Der theologiegeschichtlich letzte Vorgang, der in einem schicksalhaften Moment eine eindeutige Entscheidung für das Evangelium erforderte, war die „Barmer Erklärung“ der Bekennenden Kirche. Um das Evangelium nicht zu verraten, mussten sich damals im Jahr 1934 mutige Theologen einem Zeitgeist entgegenstellen, der zur ideologischen Vereinnahmung der evangelischen Kirche und ihrer faktischen Auslöschung geführt hätte.

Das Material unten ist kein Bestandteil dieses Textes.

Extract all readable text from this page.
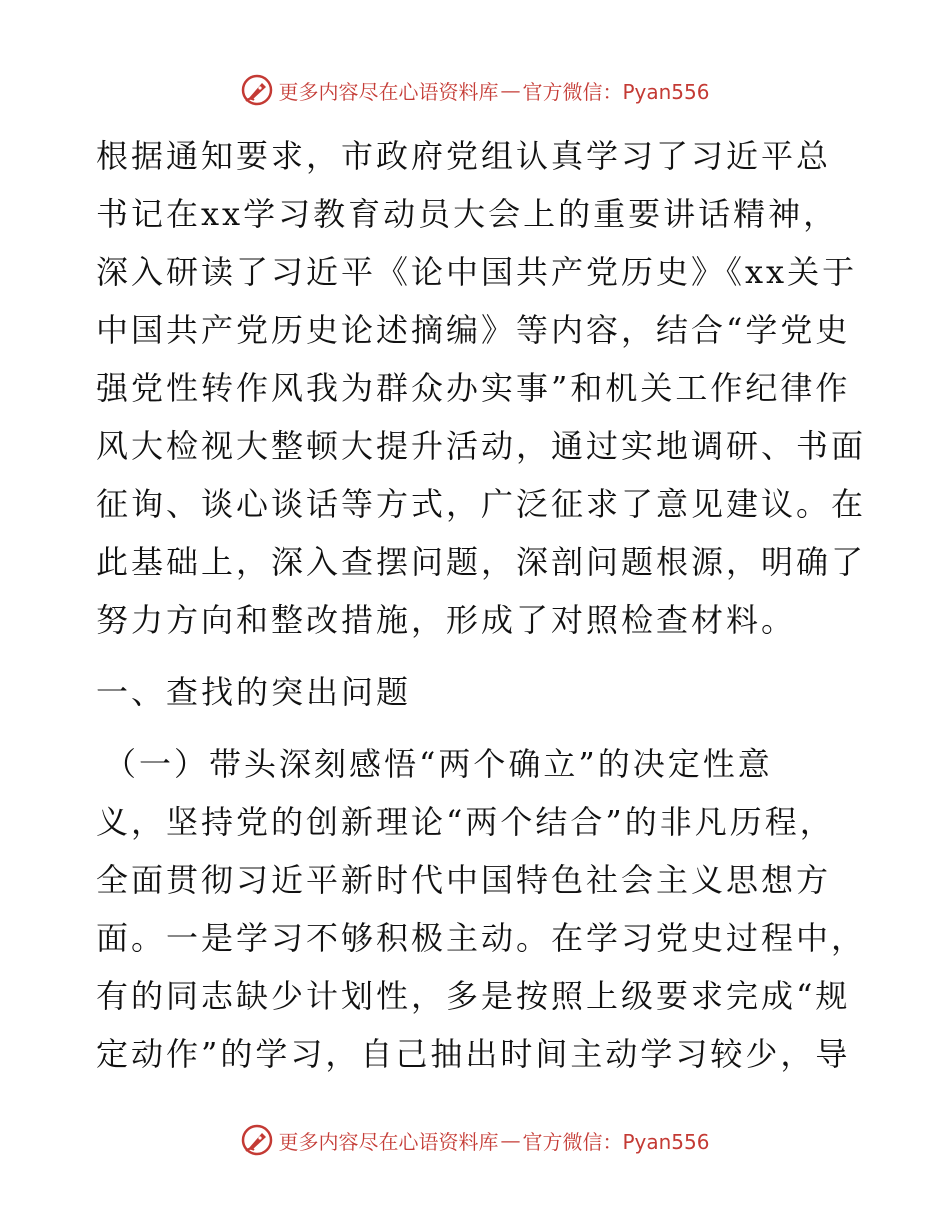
更多内容尽在心语资料库 — 官方微信：Pyan556
根据通知要求，市政府党组认真学习了习近平总
书记在xx学习教育动员大会上的重要讲话精神，
深入研读了习近平《论中国共产党历史》《xx关于
中国共产党历史论述摘编》等内容，结合“学党史
强党性转作风我为群众办实事”和机关工作纪律作
风大检视大整顿大提升活动，通过实地调研、书面
征询、谈心谈话等方式，广泛征求了意见建议。在
此基础上，深入查摆问题，深剖问题根源，明确了
努力方向和整改措施，形成了对照检查材料。
一、查找的突出问题
（一）带头深刻感悟“两个确立”的决定性意
义，坚持党的创新理论“两个结合”的非凡历程，
全面贯彻习近平新时代中国特色社会主义思想方
面。一是学习不够积极主动。在学习党史过程中，
有的同志缺少计划性，多是按照上级要求完成“规
定动作”的学习，自己抽出时间主动学习较少，导
更多内容尽在心语资料库 — 官方微信：Pyan556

C: Bischof Bätzing und mit ihm auch andere Protagonisten des Synodalen Weges operieren immer wieder mit einem Framing, das einen Nebel erzeugen soll, in dem alle Schritte des Synodalen Weges unterscheidungslos legitimiert und jedwede Kritik delegitimiert wird. So auch in seinem Brief. Es ist der Nebel des Zusammenhangs von systemischen Missbrauchsursachen und dem Projekt des Synodalen Wegs. In diesem Nebel sind alle, die den Synodalen Weg substanziell zu kritisieren wagen, automatisch gegen die Beseitigung der „systemischen Ursachen des Missbrauchs“. Das ist nichts weiter als ein rhetorischer Trick! Löst sich der Nebel auf, bleibt nichts davon übrig.
- Wer die Literatur zum Thema kennt, der weiß, dass es nur ein einziges Mittel gibt, Missbrauch nachhaltig zu minimieren: intensiv etablierte und dauerhaft evaluierte Präventionsmaßnahmen, die eine Kultur schaffen, in denen Kinder, Jugendliche und abhängige Erwachsene so wenig wie möglich Situationen ausgesetzt sind, die für potenzielle Täter Gelegenheitsstrukturen schaffen.

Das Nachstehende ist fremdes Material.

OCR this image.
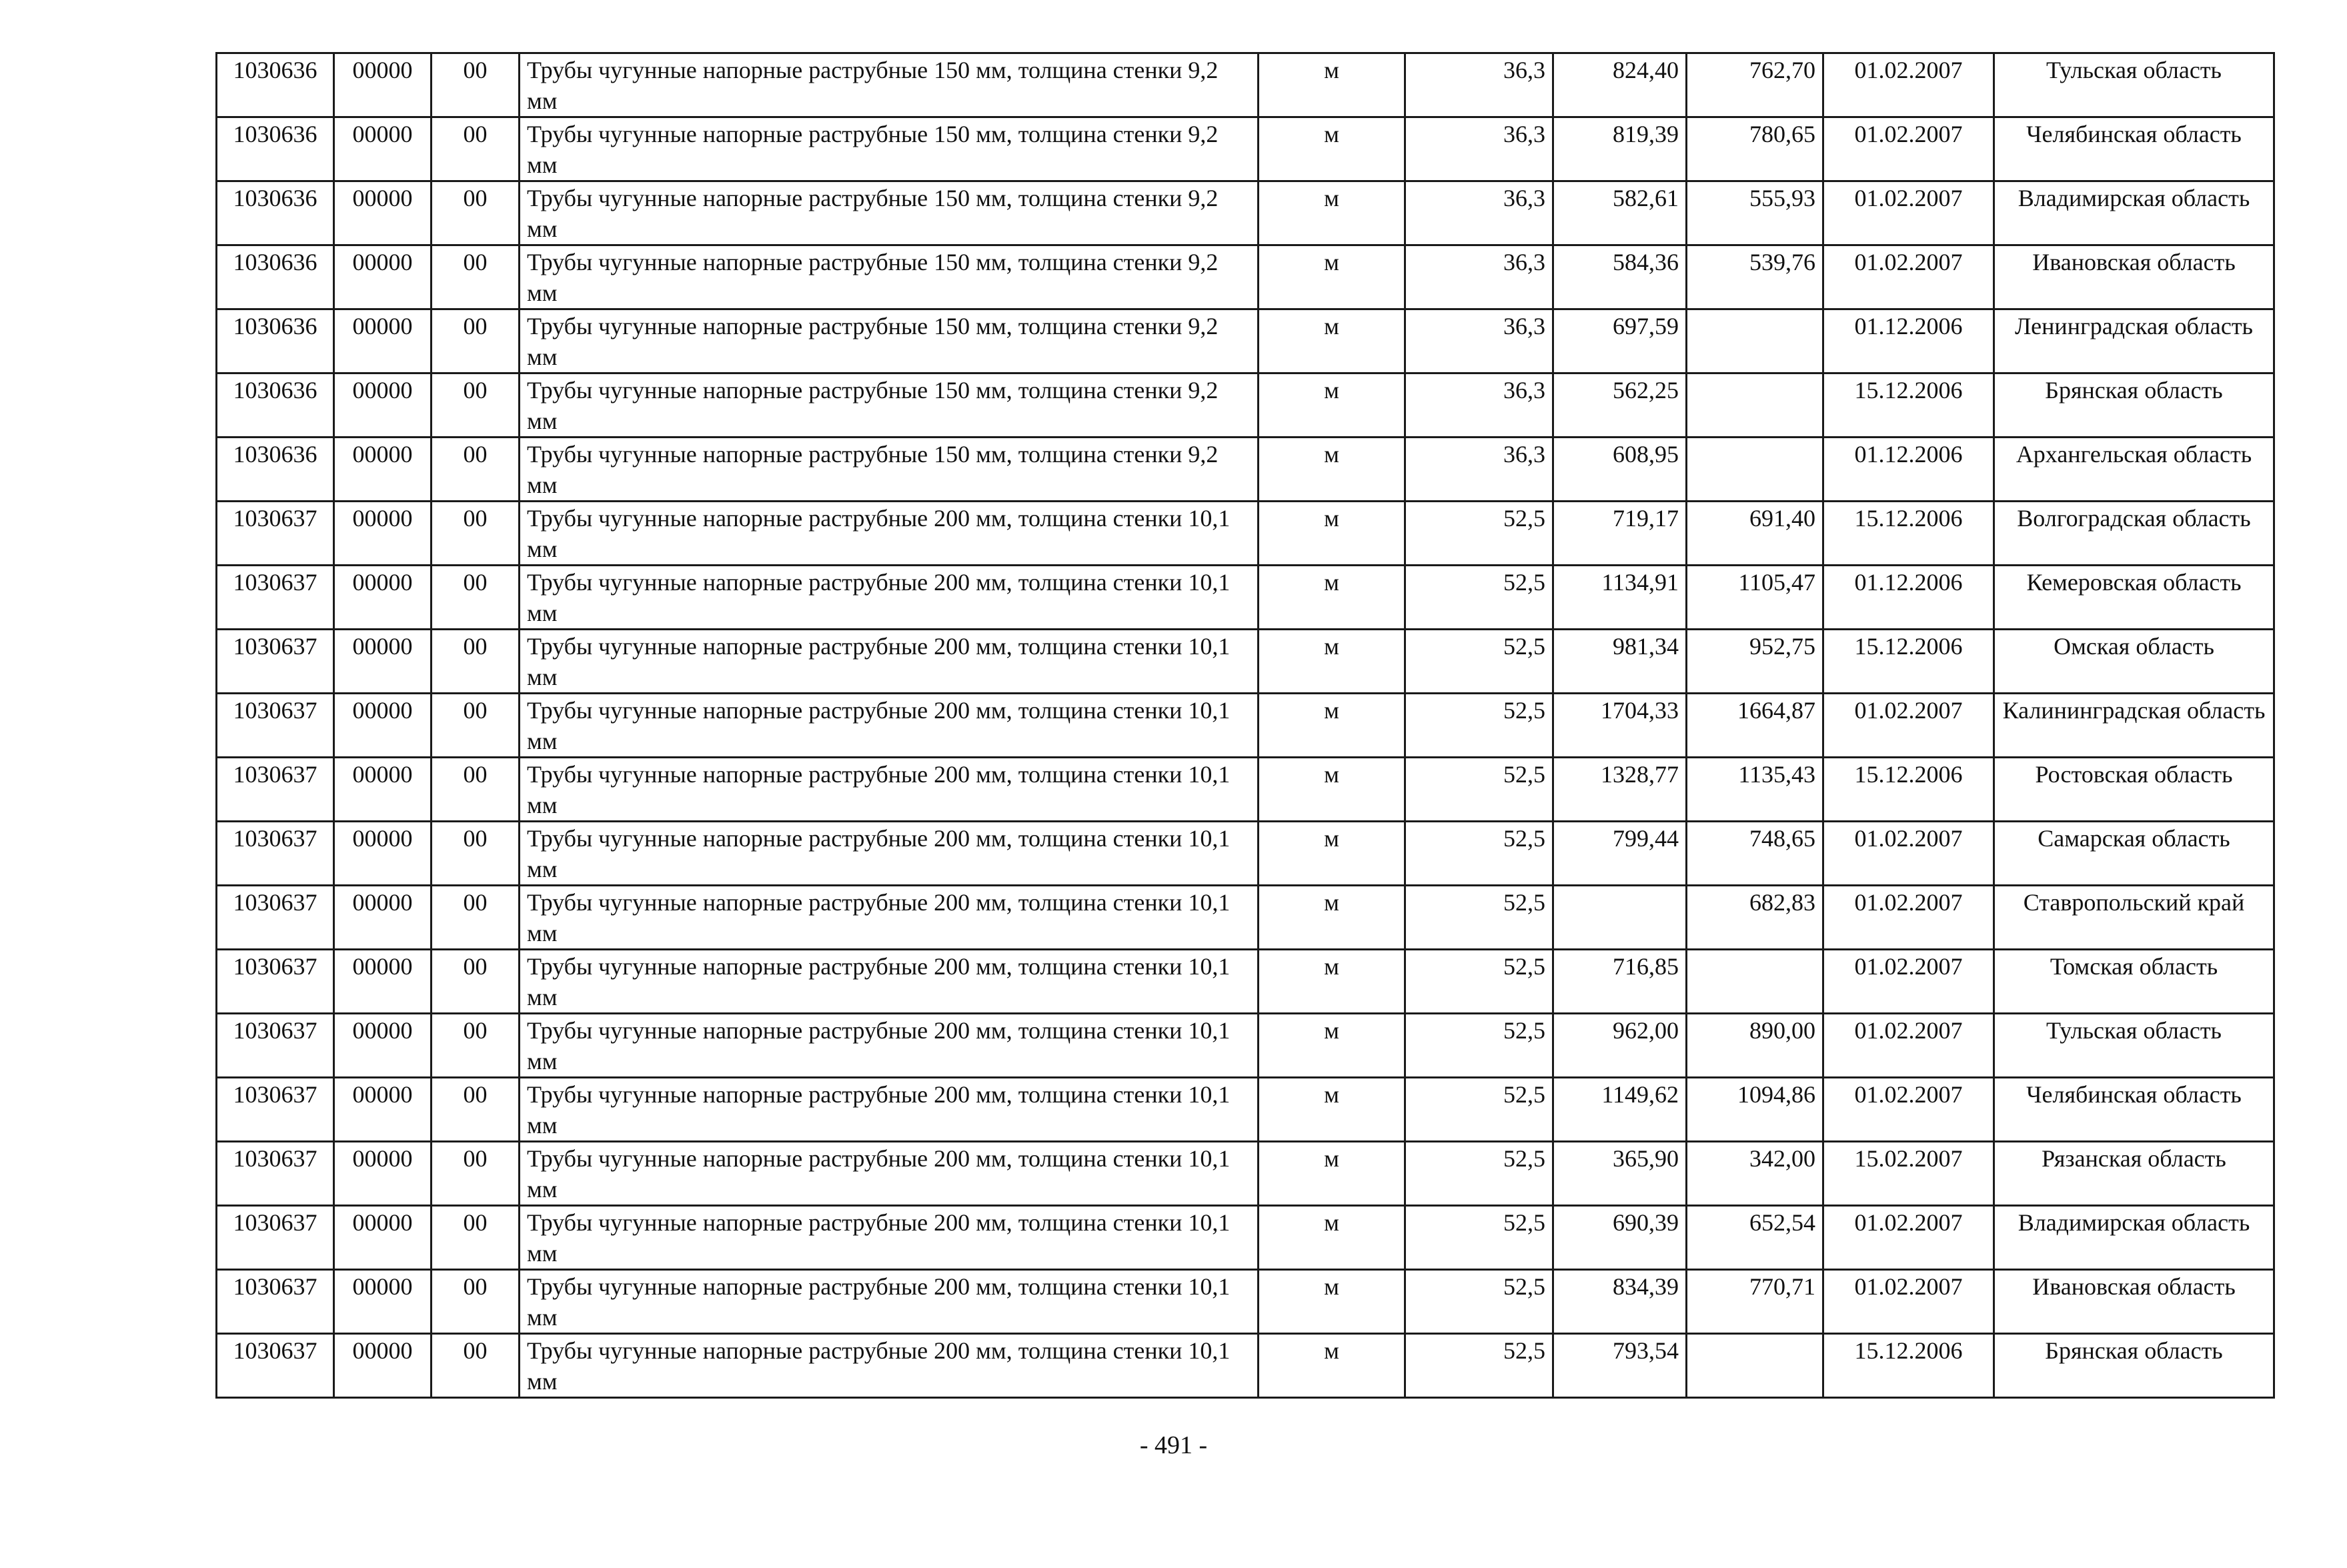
1030636	00000	00	Трубы чугунные напорные раструбные 150 мм, толщина стенки 9,2 мм	м	36,3	824,40	762,70	01.02.2007	Тульская область
1030636	00000	00	Трубы чугунные напорные раструбные 150 мм, толщина стенки 9,2 мм	м	36,3	819,39	780,65	01.02.2007	Челябинская область
1030636	00000	00	Трубы чугунные напорные раструбные 150 мм, толщина стенки 9,2 мм	м	36,3	582,61	555,93	01.02.2007	Владимирская область
1030636	00000	00	Трубы чугунные напорные раструбные 150 мм, толщина стенки 9,2 мм	м	36,3	584,36	539,76	01.02.2007	Ивановская область
1030636	00000	00	Трубы чугунные напорные раструбные 150 мм, толщина стенки 9,2 мм	м	36,3	697,59		01.12.2006	Ленинградская область
1030636	00000	00	Трубы чугунные напорные раструбные 150 мм, толщина стенки 9,2 мм	м	36,3	562,25		15.12.2006	Брянская область
1030636	00000	00	Трубы чугунные напорные раструбные 150 мм, толщина стенки 9,2 мм	м	36,3	608,95		01.12.2006	Архангельская область
1030637	00000	00	Трубы чугунные напорные раструбные 200 мм, толщина стенки 10,1 мм	м	52,5	719,17	691,40	15.12.2006	Волгоградская область
1030637	00000	00	Трубы чугунные напорные раструбные 200 мм, толщина стенки 10,1 мм	м	52,5	1134,91	1105,47	01.12.2006	Кемеровская область
1030637	00000	00	Трубы чугунные напорные раструбные 200 мм, толщина стенки 10,1 мм	м	52,5	981,34	952,75	15.12.2006	Омская область
1030637	00000	00	Трубы чугунные напорные раструбные 200 мм, толщина стенки 10,1 мм	м	52,5	1704,33	1664,87	01.02.2007	Калининградская область
1030637	00000	00	Трубы чугунные напорные раструбные 200 мм, толщина стенки 10,1 мм	м	52,5	1328,77	1135,43	15.12.2006	Ростовская область
1030637	00000	00	Трубы чугунные напорные раструбные 200 мм, толщина стенки 10,1 мм	м	52,5	799,44	748,65	01.02.2007	Самарская область
1030637	00000	00	Трубы чугунные напорные раструбные 200 мм, толщина стенки 10,1 мм	м	52,5		682,83	01.02.2007	Ставропольский край
1030637	00000	00	Трубы чугунные напорные раструбные 200 мм, толщина стенки 10,1 мм	м	52,5	716,85		01.02.2007	Томская область
1030637	00000	00	Трубы чугунные напорные раструбные 200 мм, толщина стенки 10,1 мм	м	52,5	962,00	890,00	01.02.2007	Тульская область
1030637	00000	00	Трубы чугунные напорные раструбные 200 мм, толщина стенки 10,1 мм	м	52,5	1149,62	1094,86	01.02.2007	Челябинская область
1030637	00000	00	Трубы чугунные напорные раструбные 200 мм, толщина стенки 10,1 мм	м	52,5	365,90	342,00	15.02.2007	Рязанская область
1030637	00000	00	Трубы чугунные напорные раструбные 200 мм, толщина стенки 10,1 мм	м	52,5	690,39	652,54	01.02.2007	Владимирская область
1030637	00000	00	Трубы чугунные напорные раструбные 200 мм, толщина стенки 10,1 мм	м	52,5	834,39	770,71	01.02.2007	Ивановская область
1030637	00000	00	Трубы чугунные напорные раструбные 200 мм, толщина стенки 10,1 мм	м	52,5	793,54		15.12.2006	Брянская область
- 491 -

- Dieses zentrale Thema ist durch die falsche Weise wie auf dem Synodalen Weg über „systemische Ursachen“ – die es wohlgemerkt gibt! – geredet wurde, überdeckt worden.
- Wenn dazu noch in der Zeit und im Zusammenhang des Synodalen Weges die Präventionsbeauftragten der deutschen Bistümer ein Papier vorlegen, das im Rahmen von Prävention die sogenannte „Sexualpädagogik der Vielfalt“ und Michel Foucault aus ideologischen Gründen zum maßgeblichen Bezugspunkt macht (und damit wahrhaftig den Bock zum Gärtner), dann ist das Anlass größter Beunruhigung.

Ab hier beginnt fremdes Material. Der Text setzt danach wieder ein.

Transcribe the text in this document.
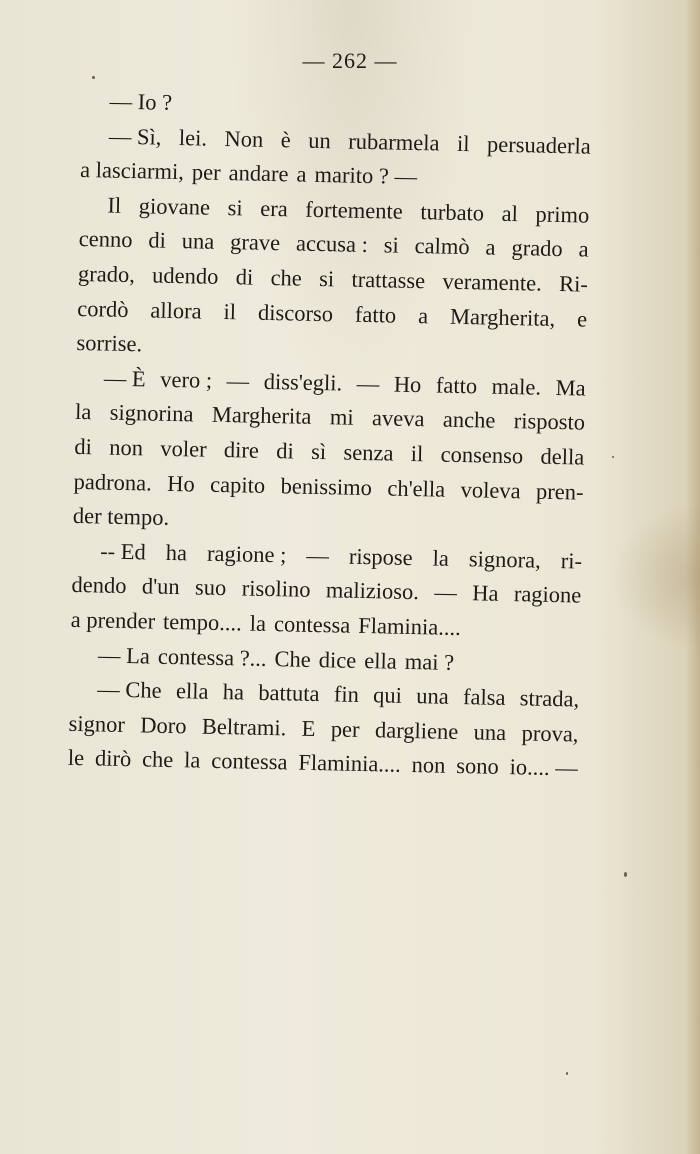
— 262 —
— Io ?
— Sì, lei. Non è un rubarmela il persuaderla
a lasciarmi, per andare a marito ? —
Il giovane si era fortemente turbato al primo
cenno di una grave accusa : si calmò a grado a
grado, udendo di che si trattasse veramente. Ri-
cordò allora il discorso fatto a Margherita, e
sorrise.
— È vero ; — diss'egli. — Ho fatto male. Ma
la signorina Margherita mi aveva anche risposto
di non voler dire di sì senza il consenso della
padrona. Ho capito benissimo ch'ella voleva pren-
der tempo.
-- Ed ha ragione ; — rispose la signora, ri-
dendo d'un suo risolino malizioso. — Ha ragione
a prender tempo.... la contessa Flaminia....
— La contessa ?... Che dice ella mai ?
— Che ella ha battuta fin qui una falsa strada,
signor Doro Beltrami. E per dargliene una prova,
le dirò che la contessa Flaminia.... non sono io.... —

- Die MHG-Studie, auf die man sich immer wieder beruft, als hätte sie axiomatischen Charakter, kommt bei der Ursachenerforschung über Vagheiten nicht hinaus. Dies war auch nicht ihr zentraler Auftrag. Statt sozialwissenschaftlich, psychiatrisch-forensisch, pädagogisch usw. diese Frage über jene Vagheiten hinaus intensiv zu vertiefen, wird die MHG-Studie zum dogmatisch gesetzten Instrument, das die Reformagenda des Synodalen Weges durch stetig wiederholtes aber nie seriös überprüftes Behaupten und Beteuern legitimieren soll. Jede seriöse Diskussion wird überdeckt – und so verhindert. Wissenschaftlich ist die MHG-Studie vielfach kritisiert worden. Diese Kritik wird vom SW systematisch verdrängt.
- „Systemische Ursachen“ zu beseitigen heißt beim Synodalen Weg nichts anderes, als eine seit Jahrzehnten bekannte liberale Reformagenda umzusetzen. Sie betrifft die Integrität der ethischen und anthropologischen Verkündigung der Kirche ebenso wie ihre episkopal-sakramentale Struktur. Der Zusammenhang zwischen diesen Punkten und dem Missbrauch ist jedoch nicht einmal ansatzweise wissenschaftlich belegt. Vielmehr ist das Gegenteil der Fall, wie die internationale Studienlage wiederum eindeutig klärt. Ganz unterschiedliche Kirchentypen, strukturell und in der Mentalität sehr unterschiedlich (z.B. die amerikanischen „episcopals“ mit bischöflich-sakramentaler Struktur, theologisch und ethisch aber so liberal, wie sich der Synodale Weg das wünscht und die amerikanischen „southern baptists“ theologisch und ethisch konservativ, aber ohne bischöflich-sakramentale Struktur) haben jeweils mit ungefähr einem gleich hohen Anteil an Missbrauchsgeschehen zu kämpfen – genauso wie die EKD.
- Was folgt daraus mit hoher Wahrscheinlichkeit? Die Grundannahmen des Synodalen Weges sind schlicht unhaltbar, sie sind nichts weiter als ideologische Rechtfertigungen für Interessen dritter Art.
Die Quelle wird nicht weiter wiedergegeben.